Resgate tardio após perdas irreparáveis
O projeto coordenado por Marly Montanheiro e Ana Maria Campos reúne depoimentos de quem viveu a instalação da Casa há 35 anos, com apoio dos deputados Wellington Luiz, Ricardo Vale e Pastor Daniel de Castro. No entanto, a iniciativa chega em um momento em que a ausência de registros anteriores já causou danos permanentes à história do Legislativo distrital, deixando lacunas que não poderão mais ser preenchidas.
Distribuição restrita e homenagens limitadas
Durante a sessão solene no Plenário, serão prestadas homenagens aos servidores que contribuíram com relatos, mas o livro só será entregue mediante doação de 1 kg de alimento não perecível. Essa exigência restringe o acesso à obra, transformando uma celebração em mais um obstáculo para quem deseja conhecer a trajetória real da CLDF.

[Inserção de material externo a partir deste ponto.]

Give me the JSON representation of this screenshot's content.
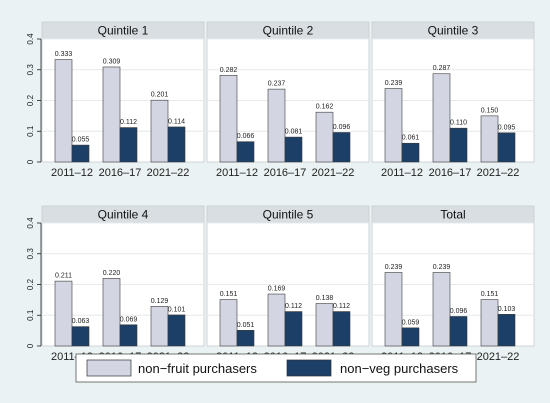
{
  "chart_data": {
    "type": "bar",
    "categories": [
      "2011–12",
      "2016–17",
      "2021–22"
    ],
    "ylim": [
      0,
      0.4
    ],
    "yticks": [
      "0",
      "0.1",
      "0.2",
      "0.3",
      "0.4"
    ],
    "grid": true,
    "legend_position": "bottom",
    "series": [
      {
        "name": "non−fruit purchasers",
        "color": "#d3d6e2"
      },
      {
        "name": "non−veg purchasers",
        "color": "#1b3f66"
      }
    ],
    "panels": [
      {
        "title": "Quintile 1",
        "values": [
          [
            0.333,
            0.309,
            0.201
          ],
          [
            0.055,
            0.112,
            0.114
          ]
        ],
        "labels": [
          [
            "0.333",
            "0.309",
            "0.201"
          ],
          [
            "0.055",
            "0.112",
            "0.114"
          ]
        ]
      },
      {
        "title": "Quintile 2",
        "values": [
          [
            0.282,
            0.237,
            0.162
          ],
          [
            0.066,
            0.081,
            0.096
          ]
        ],
        "labels": [
          [
            "0.282",
            "0.237",
            "0.162"
          ],
          [
            "0.066",
            "0.081",
            "0.096"
          ]
        ]
      },
      {
        "title": "Quintile 3",
        "values": [
          [
            0.239,
            0.287,
            0.15
          ],
          [
            0.061,
            0.11,
            0.095
          ]
        ],
        "labels": [
          [
            "0.239",
            "0.287",
            "0.150"
          ],
          [
            "0.061",
            "0.110",
            "0.095"
          ]
        ]
      },
      {
        "title": "Quintile 4",
        "values": [
          [
            0.211,
            0.22,
            0.129
          ],
          [
            0.063,
            0.069,
            0.101
          ]
        ],
        "labels": [
          [
            "0.211",
            "0.220",
            "0.129"
          ],
          [
            "0.063",
            "0.069",
            "0.101"
          ]
        ]
      },
      {
        "title": "Quintile 5",
        "values": [
          [
            0.151,
            0.169,
            0.138
          ],
          [
            0.051,
            0.112,
            0.112
          ]
        ],
        "labels": [
          [
            "0.151",
            "0.169",
            "0.138"
          ],
          [
            "0.051",
            "0.112",
            "0.112"
          ]
        ]
      },
      {
        "title": "Total",
        "values": [
          [
            0.239,
            0.239,
            0.151
          ],
          [
            0.059,
            0.096,
            0.103
          ]
        ],
        "labels": [
          [
            "0.239",
            "0.239",
            "0.151"
          ],
          [
            "0.059",
            "0.096",
            "0.103"
          ]
        ]
      }
    ]
  }
}
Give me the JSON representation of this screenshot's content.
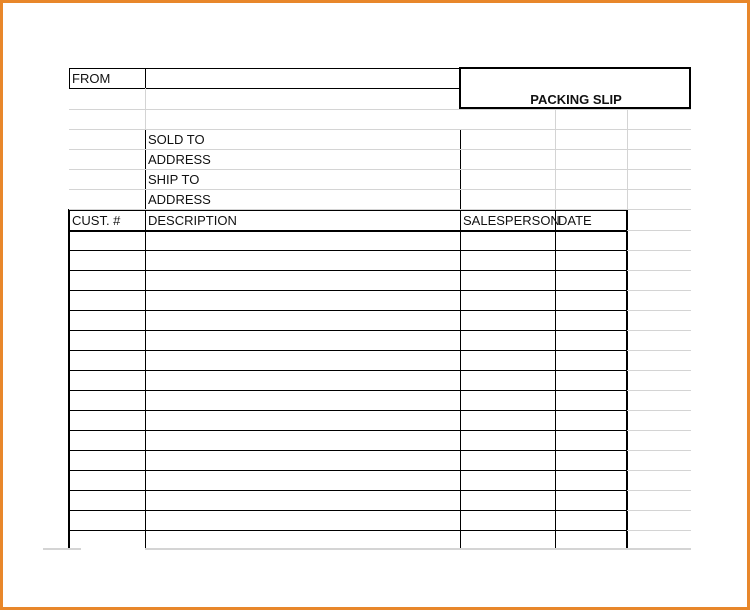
{
  "sheet": {
    "from_label": "FROM",
    "title": "PACKING SLIP",
    "sold_to_label": "SOLD TO",
    "sold_to_address_label": "ADDRESS",
    "ship_to_label": "SHIP TO",
    "ship_to_address_label": "ADDRESS",
    "columns": [
      "CUST. #",
      "DESCRIPTION",
      "SALESPERSON",
      "DATE"
    ],
    "rows": [
      [
        "",
        "",
        "",
        ""
      ],
      [
        "",
        "",
        "",
        ""
      ],
      [
        "",
        "",
        "",
        ""
      ],
      [
        "",
        "",
        "",
        ""
      ],
      [
        "",
        "",
        "",
        ""
      ],
      [
        "",
        "",
        "",
        ""
      ],
      [
        "",
        "",
        "",
        ""
      ],
      [
        "",
        "",
        "",
        ""
      ],
      [
        "",
        "",
        "",
        ""
      ],
      [
        "",
        "",
        "",
        ""
      ],
      [
        "",
        "",
        "",
        ""
      ],
      [
        "",
        "",
        "",
        ""
      ],
      [
        "",
        "",
        "",
        ""
      ],
      [
        "",
        "",
        "",
        ""
      ],
      [
        "",
        "",
        "",
        ""
      ],
      [
        "",
        "",
        "",
        ""
      ]
    ]
  },
  "colors": {
    "border": "#e8872a",
    "gridline": "#d4d4d4"
  }
}
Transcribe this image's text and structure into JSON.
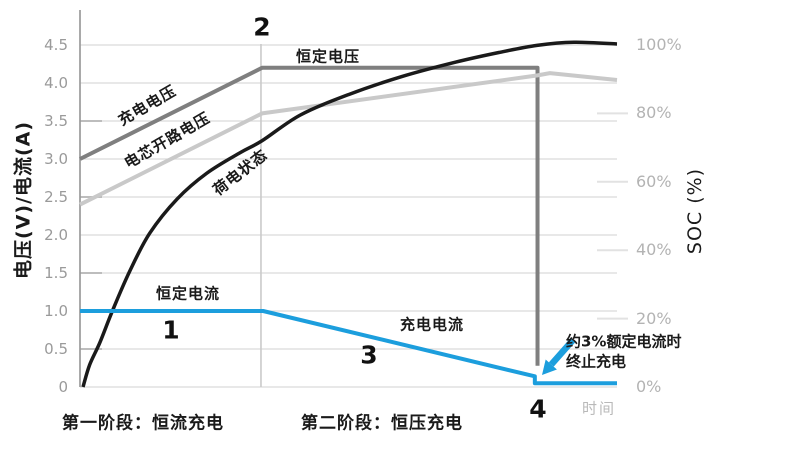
{
  "chart_data": {
    "type": "line",
    "title": "",
    "xlabel": "时间",
    "ylabel_left": "电压(V)/电流(A)",
    "ylabel_right": "SOC (%)",
    "grid": true,
    "x_axis": {
      "range": [
        0,
        100
      ]
    },
    "left_axis": {
      "label": "电压(V)/电流(A)",
      "range": [
        0,
        4.5
      ],
      "ticks": [
        {
          "label": "4.5",
          "value": 4.5
        },
        {
          "label": "4.0",
          "value": 4.0
        },
        {
          "label": "3.5",
          "value": 3.5
        },
        {
          "label": "3.0",
          "value": 3.0
        },
        {
          "label": "2.5",
          "value": 2.5
        },
        {
          "label": "2.0",
          "value": 2.0
        },
        {
          "label": "1.5",
          "value": 1.5
        },
        {
          "label": "1.0",
          "value": 1.0
        },
        {
          "label": "0.5",
          "value": 0.5
        },
        {
          "label": "0",
          "value": 0
        }
      ],
      "stub_ticks": [
        3.5,
        2.5,
        1.5,
        0.5
      ]
    },
    "right_axis": {
      "label": "SOC (%)",
      "range": [
        0,
        100
      ],
      "ticks": [
        {
          "label": "100%",
          "value": 100
        },
        {
          "label": "80%",
          "value": 80
        },
        {
          "label": "60%",
          "value": 60
        },
        {
          "label": "40%",
          "value": 40
        },
        {
          "label": "20%",
          "value": 20
        },
        {
          "label": "0%",
          "value": 0
        }
      ],
      "stub_ticks": [
        80,
        60,
        40,
        20
      ]
    },
    "phase_divider_x": 33.7,
    "series": [
      {
        "name": "充电电压",
        "axis": "left",
        "color": "#7f7f7f",
        "width": 4,
        "smooth": false,
        "points": [
          [
            0,
            3.0
          ],
          [
            33.9,
            4.2
          ],
          [
            85.2,
            4.2
          ],
          [
            85.2,
            0.28
          ]
        ]
      },
      {
        "name": "电芯开路电压",
        "axis": "left",
        "color": "#c9c9c9",
        "width": 4,
        "smooth": false,
        "points": [
          [
            0,
            2.4
          ],
          [
            33.9,
            3.6
          ],
          [
            85.2,
            4.1
          ],
          [
            87.5,
            4.13
          ],
          [
            100,
            4.04
          ]
        ]
      },
      {
        "name": "荷电状态",
        "axis": "right",
        "color": "#1a1a1a",
        "width": 3.5,
        "smooth": true,
        "points": [
          [
            0.56,
            0
          ],
          [
            1.8,
            6.5
          ],
          [
            3.7,
            13
          ],
          [
            6.1,
            22.5
          ],
          [
            9.3,
            34
          ],
          [
            13,
            45
          ],
          [
            18.1,
            55
          ],
          [
            23.6,
            62.5
          ],
          [
            29.8,
            68.5
          ],
          [
            33.9,
            72
          ],
          [
            41,
            79.5
          ],
          [
            50,
            85.5
          ],
          [
            60,
            90.8
          ],
          [
            70,
            95
          ],
          [
            78,
            97.8
          ],
          [
            85.1,
            99.9
          ],
          [
            92,
            100.8
          ],
          [
            100,
            100.3
          ]
        ]
      },
      {
        "name": "充电电流",
        "axis": "left",
        "color": "#1c9edd",
        "width": 4,
        "smooth": false,
        "points": [
          [
            0,
            1.0
          ],
          [
            34.1,
            1.0
          ],
          [
            84.7,
            0.14
          ],
          [
            84.7,
            0.05
          ],
          [
            100,
            0.05
          ]
        ]
      }
    ],
    "annotations": {
      "markers": [
        "1",
        "2",
        "3",
        "4"
      ],
      "termination_arrow": {
        "color": "#1c9edd",
        "from": [
          573,
          340
        ],
        "tip": [
          542,
          375
        ]
      }
    }
  },
  "labels": {
    "ylabel_left": "电压(V)/电流(A)",
    "ylabel_right": "SOC (%)",
    "xlabel": "时间",
    "marker1": "1",
    "marker2": "2",
    "marker3": "3",
    "marker4": "4",
    "constant_current": "恒定电流",
    "constant_voltage": "恒定电压",
    "charge_current": "充电电流",
    "charge_voltage": "充电电压",
    "open_circuit_voltage": "电芯开路电压",
    "state_of_charge": "荷电状态",
    "termination_note_line1": "约3%额定电流时",
    "termination_note_line2": "终止充电",
    "stage1": "第一阶段：恒流充电",
    "stage2": "第二阶段：恒压充电"
  },
  "colors": {
    "current_blue": "#1c9edd",
    "charge_voltage_gray": "#7f7f7f",
    "ocv_light_gray": "#c9c9c9",
    "soc_black": "#1a1a1a",
    "grid": "#d9d9d9",
    "axis_line": "#9a9a9a",
    "divider": "#cacaca",
    "stub_tick": "#e2e2e2",
    "left_stub_tick": "#bdbdbd",
    "tick_text": "#9a9a9a",
    "right_tick_text": "#b3b3b3",
    "time_text": "#b9b9b9"
  }
}
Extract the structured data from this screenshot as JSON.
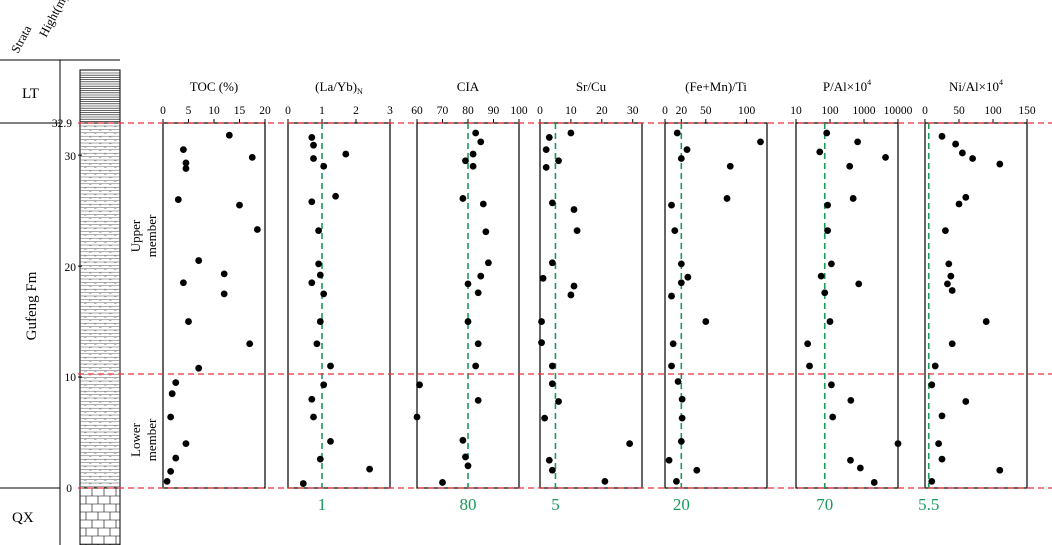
{
  "colors": {
    "ink": "#000000",
    "boundary": "#e8323a",
    "threshold": "#1a9a5a"
  },
  "labels": {
    "strata": "Strata",
    "height": "Hight(m)",
    "formation": "Gufeng Fm",
    "lt": "LT",
    "qx": "QX",
    "upper": "Upper",
    "upper2": "member",
    "lower": "Lower",
    "lower2": "member",
    "h_ticks": [
      "32.9",
      "30",
      "20",
      "10",
      "0"
    ]
  },
  "chart_data": [
    {
      "type": "scatter",
      "title": "TOC (%)",
      "xlim": [
        0,
        20
      ],
      "ylim": [
        0,
        32.9
      ],
      "ticks": [
        "0",
        "5",
        "10",
        "15",
        "20"
      ],
      "tick_values": [
        0,
        5,
        10,
        15,
        20
      ],
      "threshold": null,
      "threshold_label": "",
      "points": [
        [
          13,
          31.8
        ],
        [
          4,
          30.5
        ],
        [
          17.5,
          29.8
        ],
        [
          4.5,
          29.3
        ],
        [
          4.5,
          28.8
        ],
        [
          3,
          26
        ],
        [
          15,
          25.5
        ],
        [
          18.5,
          23.3
        ],
        [
          7,
          20.5
        ],
        [
          12,
          19.3
        ],
        [
          4,
          18.5
        ],
        [
          12,
          17.5
        ],
        [
          5,
          15
        ],
        [
          17,
          13
        ],
        [
          7,
          10.8
        ],
        [
          2.5,
          9.5
        ],
        [
          1.8,
          8.5
        ],
        [
          1.5,
          6.4
        ],
        [
          4.5,
          4
        ],
        [
          2.5,
          2.7
        ],
        [
          1.5,
          1.5
        ],
        [
          0.8,
          0.6
        ]
      ]
    },
    {
      "type": "scatter",
      "title": "(La/Yb)",
      "title_sub": "N",
      "xlim": [
        0,
        3
      ],
      "ylim": [
        0,
        32.9
      ],
      "ticks": [
        "0",
        "1",
        "2",
        "3"
      ],
      "tick_values": [
        0,
        1,
        2,
        3
      ],
      "threshold": 1,
      "threshold_label": "1",
      "points": [
        [
          0.7,
          31.6
        ],
        [
          0.75,
          30.9
        ],
        [
          1.7,
          30.1
        ],
        [
          0.75,
          29.7
        ],
        [
          1.05,
          29
        ],
        [
          1.4,
          26.3
        ],
        [
          0.7,
          25.8
        ],
        [
          0.9,
          23.2
        ],
        [
          0.9,
          20.2
        ],
        [
          0.95,
          19.2
        ],
        [
          0.7,
          18.5
        ],
        [
          1.05,
          17.5
        ],
        [
          0.95,
          15
        ],
        [
          0.85,
          13
        ],
        [
          1.25,
          11
        ],
        [
          1.05,
          9.3
        ],
        [
          0.7,
          8
        ],
        [
          0.75,
          6.4
        ],
        [
          1.25,
          4.2
        ],
        [
          0.95,
          2.6
        ],
        [
          2.4,
          1.7
        ],
        [
          0.45,
          0.4
        ]
      ]
    },
    {
      "type": "scatter",
      "title": "CIA",
      "xlim": [
        60,
        100
      ],
      "ylim": [
        0,
        32.9
      ],
      "ticks": [
        "60",
        "70",
        "80",
        "90",
        "100"
      ],
      "tick_values": [
        60,
        70,
        80,
        90,
        100
      ],
      "threshold": 80,
      "threshold_label": "80",
      "points": [
        [
          83,
          32
        ],
        [
          85,
          31.2
        ],
        [
          82,
          30.1
        ],
        [
          79,
          29.5
        ],
        [
          82,
          29
        ],
        [
          78,
          26.1
        ],
        [
          86,
          25.6
        ],
        [
          87,
          23.1
        ],
        [
          88,
          20.3
        ],
        [
          85,
          19.1
        ],
        [
          80,
          18.4
        ],
        [
          84,
          17.6
        ],
        [
          80,
          15
        ],
        [
          84,
          13
        ],
        [
          83,
          11
        ],
        [
          61,
          9.3
        ],
        [
          84,
          7.9
        ],
        [
          60,
          6.4
        ],
        [
          78,
          4.3
        ],
        [
          79,
          2.8
        ],
        [
          80,
          2
        ],
        [
          70,
          0.5
        ]
      ]
    },
    {
      "type": "scatter",
      "title": "Sr/Cu",
      "xlim": [
        0,
        33
      ],
      "ylim": [
        0,
        32.9
      ],
      "ticks": [
        "0",
        "10",
        "20",
        "30"
      ],
      "tick_values": [
        0,
        10,
        20,
        30
      ],
      "threshold": 5,
      "threshold_label": "5",
      "points": [
        [
          10,
          32
        ],
        [
          3,
          31.6
        ],
        [
          2,
          30.5
        ],
        [
          6,
          29.5
        ],
        [
          2,
          28.9
        ],
        [
          4,
          25.7
        ],
        [
          11,
          25.1
        ],
        [
          12,
          23.2
        ],
        [
          4,
          20.3
        ],
        [
          1,
          18.9
        ],
        [
          11,
          18.2
        ],
        [
          10,
          17.4
        ],
        [
          0.5,
          15
        ],
        [
          0.5,
          13.1
        ],
        [
          4,
          11
        ],
        [
          4,
          9.4
        ],
        [
          6,
          7.8
        ],
        [
          1.5,
          6.3
        ],
        [
          29,
          4
        ],
        [
          3,
          2.5
        ],
        [
          4,
          1.6
        ],
        [
          21,
          0.6
        ]
      ]
    },
    {
      "type": "scatter",
      "title": "(Fe+Mn)/Ti",
      "xlim": [
        0,
        125
      ],
      "ylim": [
        0,
        32.9
      ],
      "ticks": [
        "0",
        "20",
        "50",
        "100"
      ],
      "tick_values": [
        0,
        20,
        50,
        100
      ],
      "threshold": 20,
      "threshold_label": "20",
      "points": [
        [
          15,
          32
        ],
        [
          117,
          31.2
        ],
        [
          27,
          30.5
        ],
        [
          20,
          29.7
        ],
        [
          80,
          29
        ],
        [
          8,
          25.5
        ],
        [
          76,
          26.1
        ],
        [
          12,
          23.2
        ],
        [
          20,
          20.2
        ],
        [
          28,
          19
        ],
        [
          20,
          18.5
        ],
        [
          8,
          17.3
        ],
        [
          50,
          15
        ],
        [
          10,
          13
        ],
        [
          8,
          11
        ],
        [
          16,
          9.6
        ],
        [
          21,
          8
        ],
        [
          21,
          6.3
        ],
        [
          20,
          4.2
        ],
        [
          5,
          2.5
        ],
        [
          39,
          1.6
        ],
        [
          14,
          0.6
        ]
      ]
    },
    {
      "type": "scatter",
      "title": "P/Al×10",
      "title_sup": "4",
      "xscale": "log",
      "xlim": [
        10,
        10000
      ],
      "ylim": [
        0,
        32.9
      ],
      "ticks": [
        "10",
        "100",
        "1000",
        "10000"
      ],
      "tick_values": [
        10,
        100,
        1000,
        10000
      ],
      "threshold": 70,
      "threshold_label": "70",
      "points": [
        [
          80,
          32
        ],
        [
          650,
          31.2
        ],
        [
          50,
          30.3
        ],
        [
          4300,
          29.8
        ],
        [
          380,
          29
        ],
        [
          480,
          26.1
        ],
        [
          85,
          25.5
        ],
        [
          85,
          23.2
        ],
        [
          110,
          20.2
        ],
        [
          55,
          19.1
        ],
        [
          700,
          18.4
        ],
        [
          70,
          17.6
        ],
        [
          100,
          15
        ],
        [
          22,
          13
        ],
        [
          25,
          11
        ],
        [
          110,
          9.3
        ],
        [
          410,
          7.9
        ],
        [
          120,
          6.4
        ],
        [
          10000,
          4
        ],
        [
          400,
          2.5
        ],
        [
          780,
          1.8
        ],
        [
          2000,
          0.5
        ]
      ]
    },
    {
      "type": "scatter",
      "title": "Ni/Al×10",
      "title_sup": "4",
      "xlim": [
        0,
        150
      ],
      "ylim": [
        0,
        32.9
      ],
      "ticks": [
        "0",
        "50",
        "100",
        "150"
      ],
      "tick_values": [
        0,
        50,
        100,
        150
      ],
      "threshold": 5.5,
      "threshold_label": "5.5",
      "points": [
        [
          25,
          31.7
        ],
        [
          45,
          31
        ],
        [
          55,
          30.2
        ],
        [
          70,
          29.7
        ],
        [
          110,
          29.2
        ],
        [
          60,
          26.2
        ],
        [
          50,
          25.6
        ],
        [
          30,
          23.2
        ],
        [
          35,
          20.2
        ],
        [
          38,
          19.1
        ],
        [
          33,
          18.4
        ],
        [
          40,
          17.8
        ],
        [
          90,
          15
        ],
        [
          40,
          13
        ],
        [
          15,
          11
        ],
        [
          10,
          9.3
        ],
        [
          60,
          7.8
        ],
        [
          25,
          6.5
        ],
        [
          20,
          4
        ],
        [
          25,
          2.6
        ],
        [
          110,
          1.6
        ],
        [
          10,
          0.6
        ]
      ]
    }
  ]
}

É um resgate histórico importante. Muitos servidores que atuaram na instalação da CLDF já faleceram. Então, é um registro para as futuras gerações conhecerem a história da Casa por meio de quem viveu aquele momento.
Marly Montanheiro
Com a sessão marcada para as 19h, o lançamento evidencia falhas estruturais na valorização dos servidores públicos e reforça a necessidade de políticas mais ágeis para evitar que novas memórias se percam no tempo.